Have at it Hippychick!!! You are becoming a sock junky


----------



## gone-a-milkin (Mar 4, 2007)

That is the thing about toes up, finding the right heel.

I am not a big fan of the shortrow heel, myself. I like a heelflap and a good gusset.
I guess that is my high instep? 

There are a lot of different choices out there. 
Just keep trying them all. 

I am actually STILL a great fan of cuff down...
Everyone is different. 

Cant wait to see what you do next! 

Check out THIS heel construction. I havent tried it yet.
http://knitty.com/ISSUEfall09/PATThatheel.php


----------



## hippygirl (Apr 3, 2010)

Well, so much for the magic loop-thing! I guess I shouldn't have used it for the first time using TEENY TINY sock yarn for the first time! In addition, the length of the circ is 32" and I thing with my big hands I need the longer ones for ML. I switched back to #2 DPNS and have about 4" of a cuff-down made.

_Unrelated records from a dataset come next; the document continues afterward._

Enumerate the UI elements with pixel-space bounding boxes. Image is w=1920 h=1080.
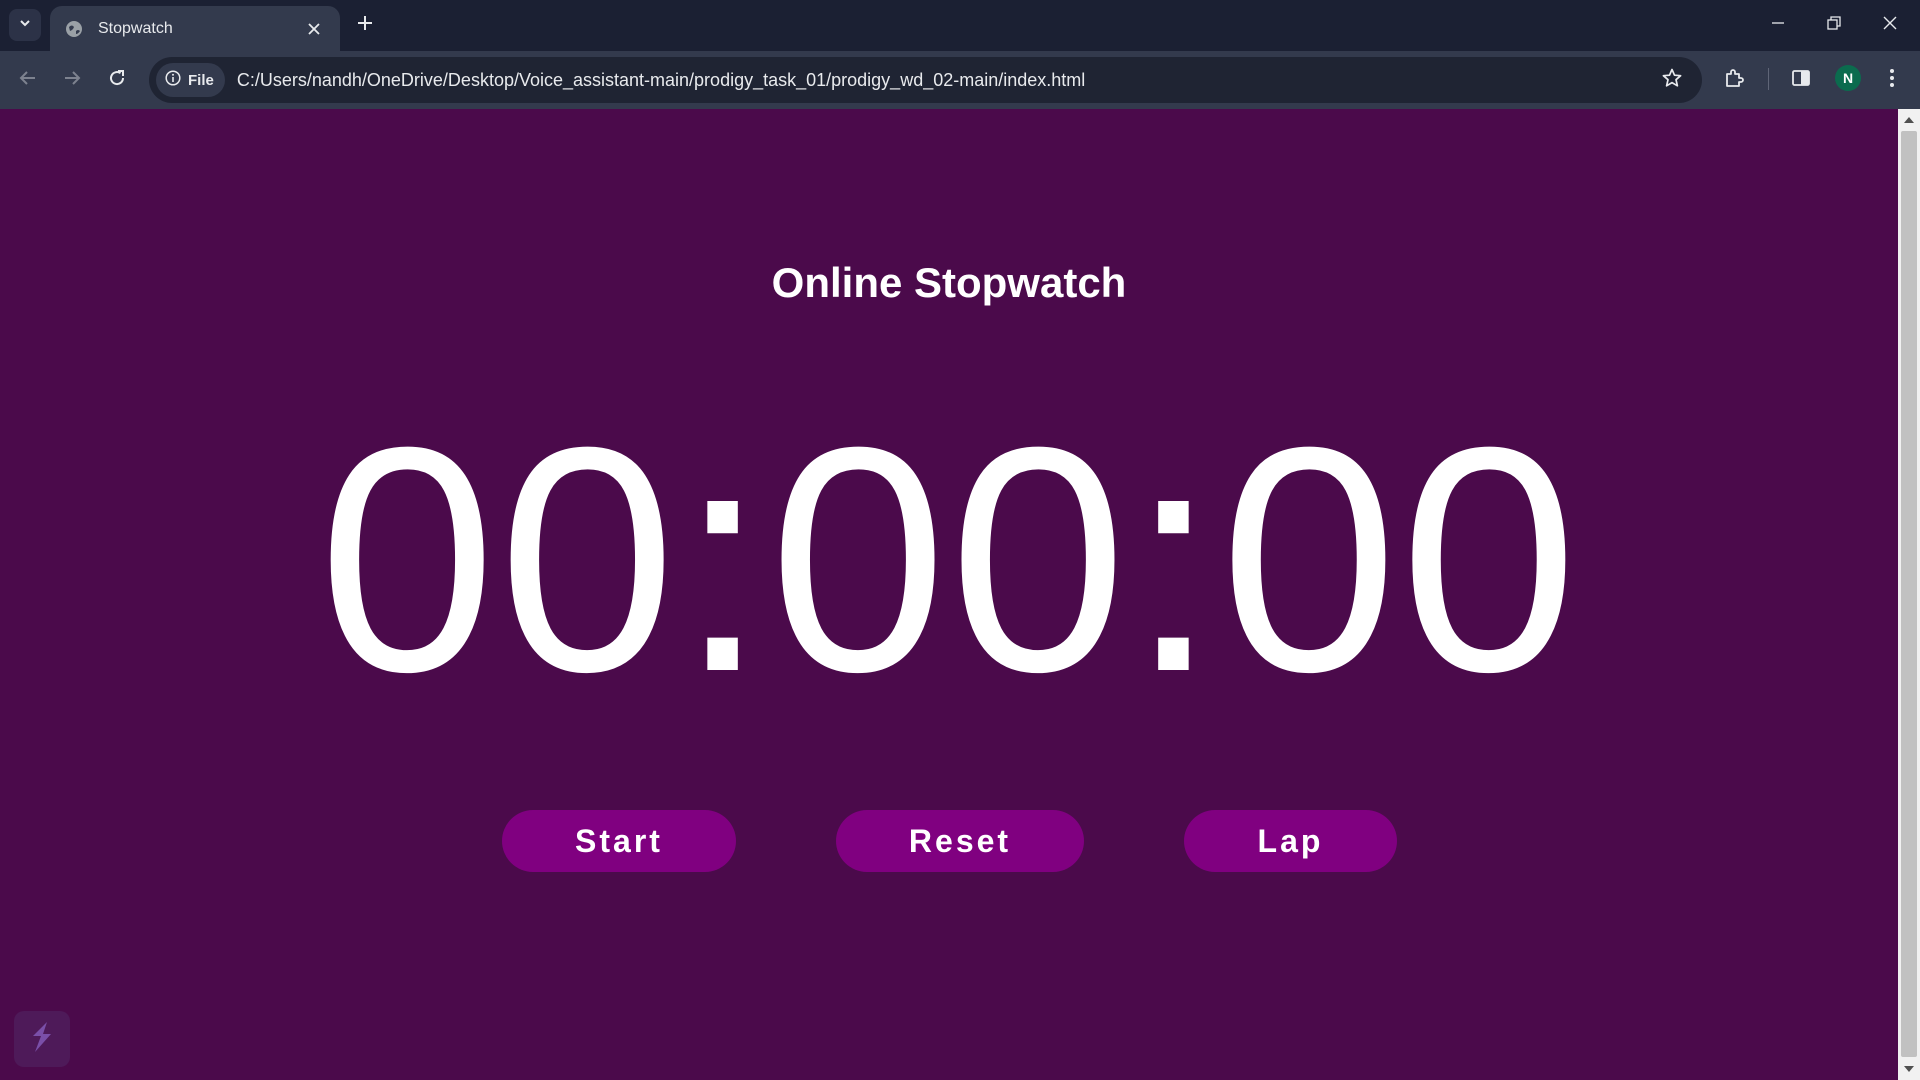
vertical-scrollbar[interactable] — [1898, 109, 1920, 1080]
bookmark-star-button[interactable] — [1654, 62, 1690, 98]
timer-display: 00:00:00 — [318, 380, 1580, 738]
star-icon — [1662, 68, 1682, 93]
back-button[interactable] — [11, 63, 45, 97]
close-window-button[interactable] — [1862, 0, 1918, 50]
scroll-down-arrow-icon[interactable] — [1898, 1060, 1920, 1078]
puzzle-icon — [1724, 67, 1746, 94]
scrollbar-thumb[interactable] — [1901, 131, 1917, 1057]
minimize-button[interactable] — [1750, 0, 1806, 50]
browser-toolbar: File C:/Users/nandh/OneDrive/Desktop/Voi… — [0, 51, 1920, 109]
page-title: Online Stopwatch — [771, 259, 1127, 306]
toolbar-divider — [1768, 68, 1769, 90]
extension-floating-button[interactable] — [14, 1011, 70, 1067]
tab-search-button[interactable] — [9, 9, 41, 41]
info-icon — [165, 70, 181, 90]
extensions-button[interactable] — [1718, 63, 1752, 97]
start-button[interactable]: Start — [502, 810, 736, 872]
lap-button[interactable]: Lap — [1184, 810, 1397, 872]
globe-icon — [64, 19, 84, 39]
profile-avatar[interactable]: N — [1835, 65, 1861, 91]
reload-button[interactable] — [100, 63, 134, 97]
close-icon — [1883, 16, 1897, 35]
site-info-chip[interactable]: File — [156, 63, 225, 97]
url-text[interactable]: C:/Users/nandh/OneDrive/Desktop/Voice_as… — [237, 70, 1654, 91]
side-panel-icon — [1791, 68, 1811, 93]
tab-stopwatch[interactable]: Stopwatch — [50, 6, 340, 51]
more-vert-icon — [1889, 68, 1895, 93]
tab-title: Stopwatch — [98, 19, 173, 37]
address-bar[interactable]: File C:/Users/nandh/OneDrive/Desktop/Voi… — [149, 57, 1702, 103]
scheme-label: File — [188, 71, 214, 89]
reload-icon — [108, 69, 126, 92]
forward-button[interactable] — [55, 63, 89, 97]
close-tab-icon[interactable] — [302, 17, 326, 41]
reset-button[interactable]: Reset — [836, 810, 1084, 872]
lightning-icon — [27, 1020, 57, 1059]
arrow-right-icon — [63, 69, 81, 92]
page-viewport: Online Stopwatch 00:00:00 Start Reset La… — [0, 109, 1920, 1080]
new-tab-button[interactable] — [351, 11, 379, 39]
scroll-up-arrow-icon[interactable] — [1898, 111, 1920, 129]
chevron-down-icon — [18, 16, 32, 35]
minimize-icon — [1771, 16, 1785, 35]
restore-button[interactable] — [1806, 0, 1862, 50]
restore-icon — [1827, 15, 1841, 35]
browser-menu-button[interactable] — [1875, 63, 1909, 97]
side-panel-button[interactable] — [1784, 63, 1818, 97]
tab-strip: Stopwatch — [0, 0, 1920, 51]
plus-icon — [357, 15, 373, 36]
arrow-left-icon — [19, 69, 37, 92]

Man! I could hardly even FEEL that tiny little yarn going through my fingers until I had about half the cuff done, but it looks so much better in a sock than worsted. 

The only sock yarn I could find locally was self-striping, so I wouldn't try any sort of pattern as I think it would have gotten lost in the stripes. However, tomorrow is payday and I already have some nice solids in my wish list at Knitpicks.

\HG


----------